I’ve written down this lemon pasta recipe on a napkin so many times for friends that I thought I should actually shoot it and add it to the blog. It’s a zesty five ingredient lemon pasta recipe that’s one of my favorites to throw together when I’m short on time. Not only is it quick and easy to make, but it also reminds me of Italy. I have several different variations of it (perhaps I’ll share those other recipes too!) as I used to make pasta quite a bit when I was training to run a marathon.
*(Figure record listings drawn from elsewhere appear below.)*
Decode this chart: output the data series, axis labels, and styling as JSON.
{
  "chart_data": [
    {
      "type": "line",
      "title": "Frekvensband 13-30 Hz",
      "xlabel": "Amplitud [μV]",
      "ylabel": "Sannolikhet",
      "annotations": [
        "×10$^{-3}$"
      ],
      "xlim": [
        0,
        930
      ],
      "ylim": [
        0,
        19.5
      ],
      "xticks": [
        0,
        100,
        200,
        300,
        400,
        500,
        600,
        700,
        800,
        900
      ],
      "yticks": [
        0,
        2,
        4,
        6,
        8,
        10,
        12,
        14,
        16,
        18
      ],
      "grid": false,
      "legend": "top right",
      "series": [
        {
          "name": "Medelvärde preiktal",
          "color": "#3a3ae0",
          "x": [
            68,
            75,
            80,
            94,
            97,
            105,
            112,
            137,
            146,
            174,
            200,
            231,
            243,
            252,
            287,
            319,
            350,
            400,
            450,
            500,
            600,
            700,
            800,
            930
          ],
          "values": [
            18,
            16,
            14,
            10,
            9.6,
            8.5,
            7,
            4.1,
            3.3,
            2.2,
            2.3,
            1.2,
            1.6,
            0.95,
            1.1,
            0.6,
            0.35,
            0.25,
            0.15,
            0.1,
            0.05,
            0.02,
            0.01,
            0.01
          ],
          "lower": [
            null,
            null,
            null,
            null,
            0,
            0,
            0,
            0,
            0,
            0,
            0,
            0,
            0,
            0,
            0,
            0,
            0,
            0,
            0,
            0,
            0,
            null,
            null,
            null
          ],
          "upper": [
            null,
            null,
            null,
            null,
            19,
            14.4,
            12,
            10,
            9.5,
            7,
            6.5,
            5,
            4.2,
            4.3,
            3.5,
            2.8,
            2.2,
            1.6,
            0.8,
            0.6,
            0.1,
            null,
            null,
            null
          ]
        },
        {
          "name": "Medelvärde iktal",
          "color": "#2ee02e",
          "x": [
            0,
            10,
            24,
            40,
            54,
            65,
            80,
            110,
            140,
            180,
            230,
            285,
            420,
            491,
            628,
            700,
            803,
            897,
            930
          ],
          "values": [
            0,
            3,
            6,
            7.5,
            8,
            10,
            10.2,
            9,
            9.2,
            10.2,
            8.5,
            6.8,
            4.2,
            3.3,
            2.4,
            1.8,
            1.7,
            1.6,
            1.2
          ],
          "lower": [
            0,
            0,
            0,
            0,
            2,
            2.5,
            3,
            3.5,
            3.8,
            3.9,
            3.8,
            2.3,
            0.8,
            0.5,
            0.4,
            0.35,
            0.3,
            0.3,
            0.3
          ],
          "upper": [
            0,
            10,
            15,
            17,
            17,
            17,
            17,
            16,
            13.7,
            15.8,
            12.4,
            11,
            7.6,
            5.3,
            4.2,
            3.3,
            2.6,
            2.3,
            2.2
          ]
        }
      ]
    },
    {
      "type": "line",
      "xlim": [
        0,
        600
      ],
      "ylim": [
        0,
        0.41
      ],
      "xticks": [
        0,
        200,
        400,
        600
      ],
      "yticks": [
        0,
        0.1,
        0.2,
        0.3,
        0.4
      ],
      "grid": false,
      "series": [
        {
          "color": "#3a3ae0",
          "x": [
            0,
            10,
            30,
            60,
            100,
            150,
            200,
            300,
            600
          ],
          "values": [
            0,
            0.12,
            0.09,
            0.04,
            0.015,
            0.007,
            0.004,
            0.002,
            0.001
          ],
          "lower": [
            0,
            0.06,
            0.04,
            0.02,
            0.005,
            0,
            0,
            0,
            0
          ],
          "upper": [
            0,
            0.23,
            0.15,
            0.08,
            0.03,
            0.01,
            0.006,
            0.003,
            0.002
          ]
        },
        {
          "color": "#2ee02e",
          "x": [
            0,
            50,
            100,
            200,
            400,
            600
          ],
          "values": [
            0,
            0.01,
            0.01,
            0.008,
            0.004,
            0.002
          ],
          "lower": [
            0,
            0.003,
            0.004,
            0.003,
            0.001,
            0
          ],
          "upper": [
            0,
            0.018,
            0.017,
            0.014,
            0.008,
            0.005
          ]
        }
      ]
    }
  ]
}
Now I just make it when I’m craving something comforting and delicious. Here’s the best part, it’s only 5 ingredients! Yes! Only 5! And one bowl too, so there’s less dishes to do. If you’ve never had pancetta, it’s basically like gourmet Italian bacon made from pork belly and cured with salt. The spices from the pancetta season it perfectly, while the lemon and peas give it a really fresh flavor that’s perfect for spring or summer meals out on our patio. And my secret ingredient – mascarpone. Rather than using butter or heavy cream, I use mascarpone cheese with lemon juice to make light sauce. As for pasta, you can really use any type that is bite-sized (rather than a ribbon shaped pasta like spaghetti or tagliatelle). I prefer tortellini since it’s a bit meatier and has a little surprise of cheese or meat inside to make this a more substantial meal. I hope you enjoy this lemon pasta with peas and pancetta as much as we do!
5 INGREDIENT DINNER: LEMON PASTA WITH PANCETTA AND PEAS
|5 Ingredient Dinner: Lemon Pasta With Pancetta And Peas|| |
- 6-8 slices of pancetta
- 1 lemon
- 1 bag frozen peas
- 1 bag of tortellini
- 1 8 oz package of mascarpone cheese
- Bring a large pot of water to boil for the pasta. Follow pasta's package directions for cooking al dente.
- While you're waiting for the pasta to cook, fry the pancetta in a large saute pan until crispy. Remove and set aside on a plate lined with a paper towel to absorb any excess fat just as you might do for bacon.
- Add the frozen peas to the same sauté pan and cook for 2-3 minutes until warm. The peas should get nicely coated with the fond (bacon drippings) left over from the pancetta.
- Add the mascarpone cheese to a large bowl and grate the lemon peel over it with a zester. Then, slice the lemon in half and squeeze the juice into the bowl with cheese making sure to remove any rogue lemon seeds.
- Whisk the mascarpone cheese, lemon zest and juice with a fork.
- Add the cooked pasta and peas to the bowl with the lemon mascarpone and stir together. The heat from the freshly cooked pasta should melt the mascarpone cheese nicely.
- Crumble up the crispy pancetta with your fingers and sprinkle over the pasta, mixing it all together.